I’ve been planning for a while to put down my thoughts on the 75th anniversary of the founding of the State of Israel.
I’ve got an awful lot of views on that gorgeous, frustrating and very necessary country (I could happily write long pieces about the quality of sunlight in Jerusalem, for example, or Israel’s Eurovision entries of the 1980s).
But remarkably, just about the time those celebrations were going on, I found myself making my first full visit to the site at Auschwitz-Birkenau.
It was a trip that focused and intensified my feelings about Israel in ways I never imagined.
I’d been to Auschwitz before with my mum and brother in 1998. It came after we’d spent time with my late zayde Moishe, revisiting the places he’d grown up in Poland.
The stall was set up outside the former concentration camp (Photo: Getty Images)
We said a small kaddish in Auschwitz 1, but didn’t feel able to enter the grounds of Birkenau. It was too much, it was too immense, it was too soon.
But last week, along with my friend, the brilliant actress Louisa Clein (whose Dutch mother was hidden and survived the war in Holland), I finally went.
I don’t believe that anyone – any human being – is equipped to relate the experience of standing on that earth. There’s just no vocabulary that fits. Language fails.
But unbelievably, in that place built for death, I had the most overpowering sense of life. My thoughts turned to trees and how, after they’re felled, their seeds disperse and appear elsewhere, bursting with growth and possibility. I thought then of the strength and vibrancy of the Jewish communities I know and love all across Europe and the world.
There was another moment that conveyed that extraordinary feeling, and which felt all the more incredible, happening 75 years after the foundation of Israel.
We’d been in a room in Auschwitz 1 that memorialised Jewish lives before the rise of fascism.
The walls were crowded with images and voices of that lost world, brimming with learning and art, overflowing with love and community, of Jews gifting their brilliance to hostile nations.
Seeing those faces, the horrors of what happened outside that room became almost unbearable.
But as we stepped out, I saw something glorious: a visiting group cloaked in Israeli flags, wearing them – young and old – a little like tallits, a little like banners.
It wasn’t just defiance. It was, in that place, a proud declaration that we Jews now have a land that’s ours. That group’s pride in Israel and in their Judaism were answers to the obscenity of the Final Solution.
Israel is, and always has been, somewhere that flicks the “on switch” in the “let’s have a big argument” section of people’s brains (then cranks it up to around 200 per cent).
Only a day after my trip, I was at a synagogue where I was politely accosted (in the nicest, most English way) about the documentary I’d made about it (The Holy Land and Us: Our Untold Stories.) I was delighted to engage.

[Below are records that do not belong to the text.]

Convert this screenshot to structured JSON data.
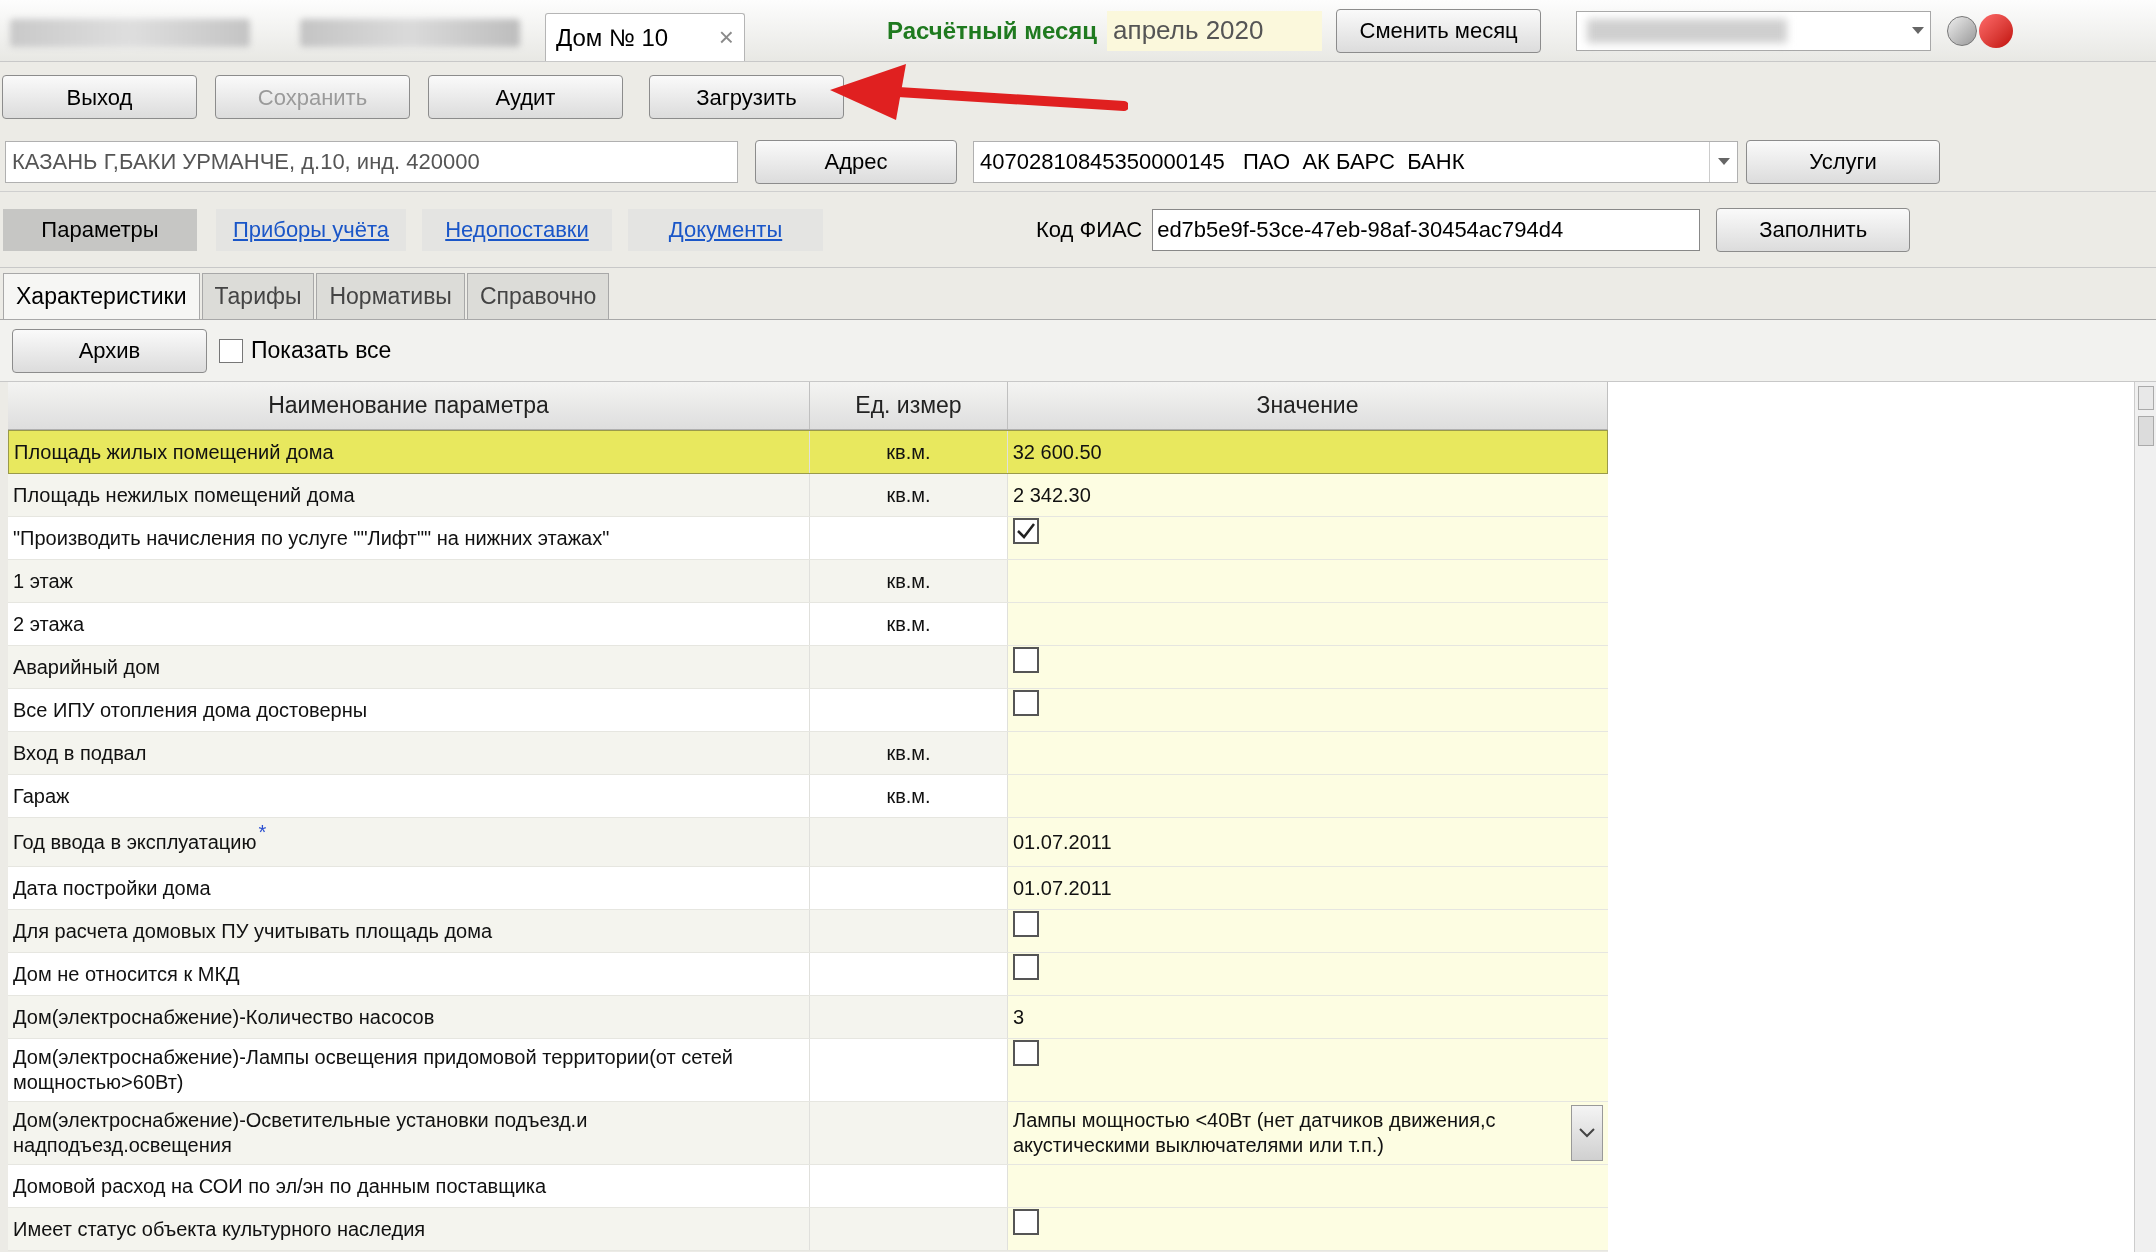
{
  "top_bar": {
    "tabs": [
      {
        "label": "Дом № 10",
        "close": "×",
        "selected": true
      }
    ],
    "month_label": "Расчётный месяц",
    "month_value": "апрель 2020",
    "change_month_button": "Сменить месяц"
  },
  "toolbar": {
    "buttons": [
      {
        "label": "Выход",
        "disabled": false
      },
      {
        "label": "Сохранить",
        "disabled": true
      },
      {
        "label": "Аудит",
        "disabled": false
      },
      {
        "label": "Загрузить",
        "disabled": false
      }
    ]
  },
  "address_row": {
    "address": "КАЗАНЬ Г,БАКИ УРМАНЧЕ, д.10, инд. 420000",
    "address_button": "Адрес",
    "account": "40702810845350000145   ПАО  АК БАРС  БАНК",
    "services_button": "Услуги"
  },
  "section_nav": [
    {
      "label": "Параметры",
      "selected": true
    },
    {
      "label": "Приборы учёта",
      "selected": false
    },
    {
      "label": "Недопоставки",
      "selected": false
    },
    {
      "label": "Документы",
      "selected": false
    }
  ],
  "fias": {
    "label": "Код ФИАС",
    "value": "ed7b5e9f-53ce-47eb-98af-30454ac794d4",
    "fill_button": "Заполнить"
  },
  "tabs": [
    {
      "label": "Характеристики",
      "selected": true
    },
    {
      "label": "Тарифы",
      "selected": false
    },
    {
      "label": "Нормативы",
      "selected": false
    },
    {
      "label": "Справочно",
      "selected": false
    }
  ],
  "archive_button": {
    "label": "Архив"
  },
  "show_all": {
    "label": "Показать все",
    "checked": false
  },
  "table": {
    "columns": [
      "Наименование параметра",
      "Ед. измер",
      "Значение"
    ],
    "rows": [
      {
        "name": "Площадь жилых помещений дома",
        "unit": "кв.м.",
        "kind": "text",
        "value": "32 600.50",
        "selected": true
      },
      {
        "name": "Площадь нежилых помещений дома",
        "unit": "кв.м.",
        "kind": "text",
        "value": "2 342.30",
        "selected": false
      },
      {
        "name": "\"Производить начисления по услуге \"\"Лифт\"\" на нижних этажах\"",
        "kind": "checkbox",
        "checked": true,
        "selected": false
      },
      {
        "name": "1 этаж",
        "unit": "кв.м.",
        "kind": "text",
        "selected": false
      },
      {
        "name": "2 этажа",
        "unit": "кв.м.",
        "kind": "text",
        "selected": false
      },
      {
        "name": "Аварийный дом",
        "kind": "checkbox",
        "checked": false,
        "selected": false
      },
      {
        "name": "Все ИПУ отопления дома достоверны",
        "kind": "checkbox",
        "checked": false,
        "selected": false
      },
      {
        "name": "Вход в подвал",
        "unit": "кв.м.",
        "kind": "text",
        "selected": false
      },
      {
        "name": "Гараж",
        "unit": "кв.м.",
        "kind": "text",
        "selected": false
      },
      {
        "name": "Год ввода в эксплуатацию",
        "mark": "*",
        "kind": "text",
        "value": "01.07.2011",
        "selected": false
      },
      {
        "name": "Дата постройки дома",
        "kind": "text",
        "value": "01.07.2011",
        "selected": false
      },
      {
        "name": "Для расчета домовых ПУ учитывать площадь дома",
        "kind": "checkbox",
        "checked": false,
        "selected": false
      },
      {
        "name": "Дом не относится к МКД",
        "kind": "checkbox",
        "checked": false,
        "selected": false
      },
      {
        "name": "Дом(электроснабжение)-Количество насосов",
        "kind": "text",
        "value": "3",
        "selected": false
      },
      {
        "name": "Дом(электроснабжение)-Лампы освещения придомовой территории(от сетей мощностью>60Вт)",
        "kind": "checkbox",
        "checked": false,
        "selected": false
      },
      {
        "name": "Дом(электроснабжение)-Осветительные установки подъезд.и надподъезд.освещения",
        "kind": "dropdown",
        "value": "Лампы мощностью <40Вт (нет датчиков движения,с акустическими выключателями или т.п.)",
        "selected": false
      },
      {
        "name": "Домовой расход на СОИ по эл/эн по данным поставщика",
        "kind": "text",
        "selected": false
      },
      {
        "name": "Имеет статус объекта культурного наследия",
        "kind": "checkbox",
        "checked": false,
        "selected": false
      }
    ]
  }
}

It’s part of being Jewish. Though I might call out Israel’s imperfections, it does not stop me being a proud Zionist. It is part of my Zionism.
One thing that recent events there have shown (especially the astonishing demonstrations) is at the heart of that country, deep in its constitution and national soul, lives an intense recognition of the importance of democracy under the rule of law.

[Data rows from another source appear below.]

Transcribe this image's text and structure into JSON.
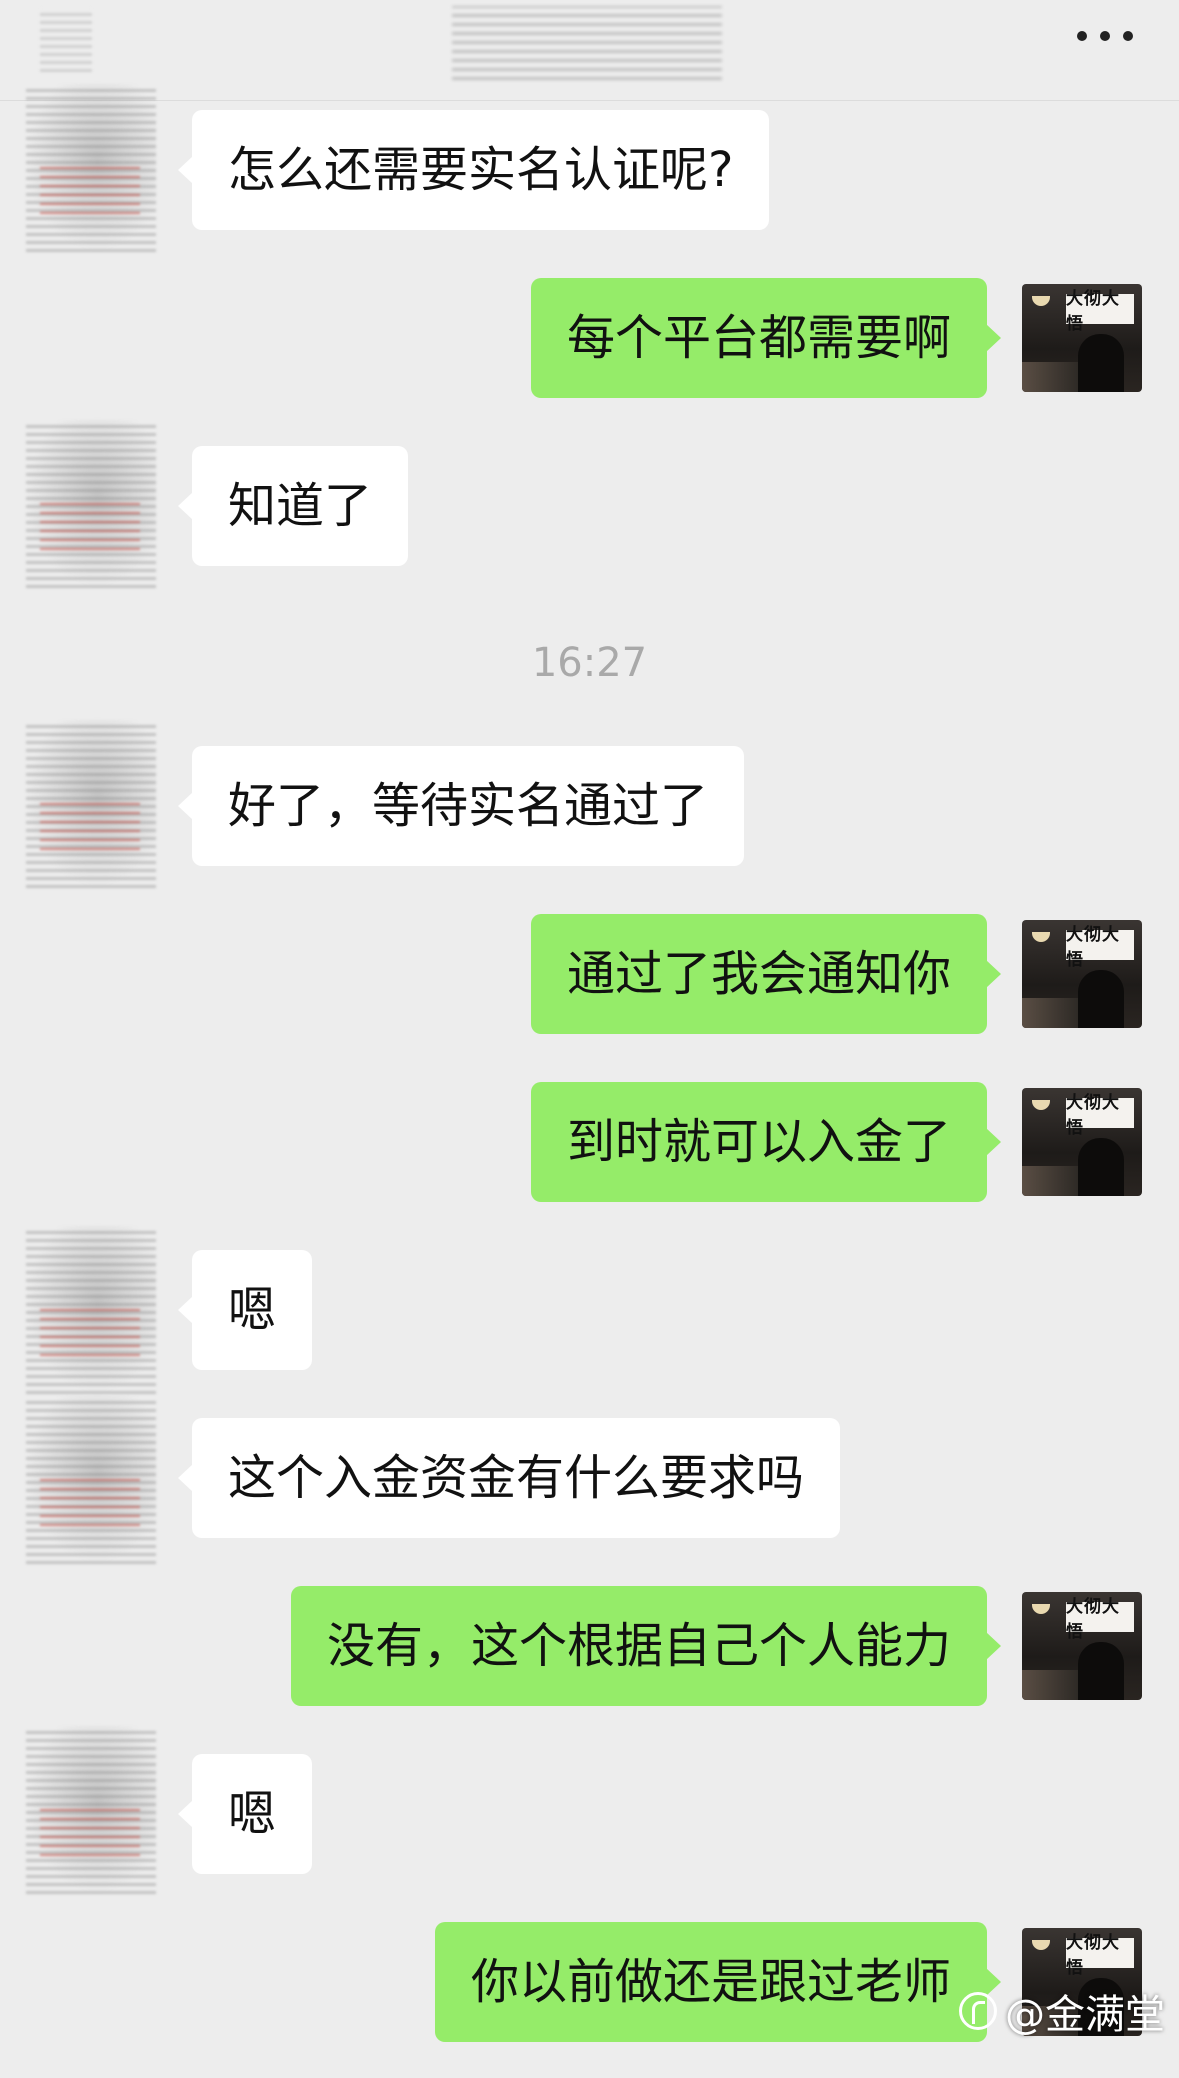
{
  "header": {
    "more_icon": "more-horizontal-icon"
  },
  "timestamp": "16:27",
  "avatar_right_sign": "大彻大悟",
  "messages": [
    {
      "side": "left",
      "text": "怎么还需要实名认证呢?"
    },
    {
      "side": "right",
      "text": "每个平台都需要啊"
    },
    {
      "side": "left",
      "text": "知道了"
    },
    {
      "side": "left",
      "text": "好了，等待实名通过了"
    },
    {
      "side": "right",
      "text": "通过了我会通知你"
    },
    {
      "side": "right",
      "text": "到时就可以入金了"
    },
    {
      "side": "left",
      "text": "嗯"
    },
    {
      "side": "left",
      "text": "这个入金资金有什么要求吗"
    },
    {
      "side": "right",
      "text": "没有，这个根据自己个人能力"
    },
    {
      "side": "left",
      "text": "嗯"
    },
    {
      "side": "right",
      "text": "你以前做还是跟过老师"
    }
  ],
  "watermark": "@金满堂",
  "colors": {
    "background": "#ededed",
    "bubble_self": "#95ec69",
    "bubble_other": "#ffffff",
    "timestamp": "#a9a9a9"
  }
}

My trip to Auschwitz made me reflect on how the barbarities of the Shoah arose in seemingly “liberal democracies” and how that was something that could have made Jewish people sceptical about such high-minded ideals.
Yet (wonderful to recall) when the new state was built, it too was constructed as a liberal democracy under law. Despite watching “civilisation” fail, we wanted to uphold the highest principles of civilised nations. It’s something we must never forget.
When I’ve spoken to survivors, I’ve learned from them that the three things that they had in common were mazel (luck); davka (that special brand of contrariness when someone won’t let others tell their story for them); and tikvah, hope.
It’s a truly beautiful thing that “Hatikvah” should be Israel’s national anthem because it speaks so exquisitely of the hope Israel should bring to the world. The truth is that everybody has their own vision of what Israel is and can be.
Mine is probably different from yours (and my friends’ and my late grandfather’s), but at heart I believe we all know just how essential its democracy and freedoms are.
One thing I hope is that in its 75th year, we can all come together to celebrate and protect those things that make it so precious.
To guarantee our liberty and safety as Jews, our strongest safeguard is in providing freedom, for everyone, under law. That, above all, is the sacred promise woven deep into our history. L’Chaim!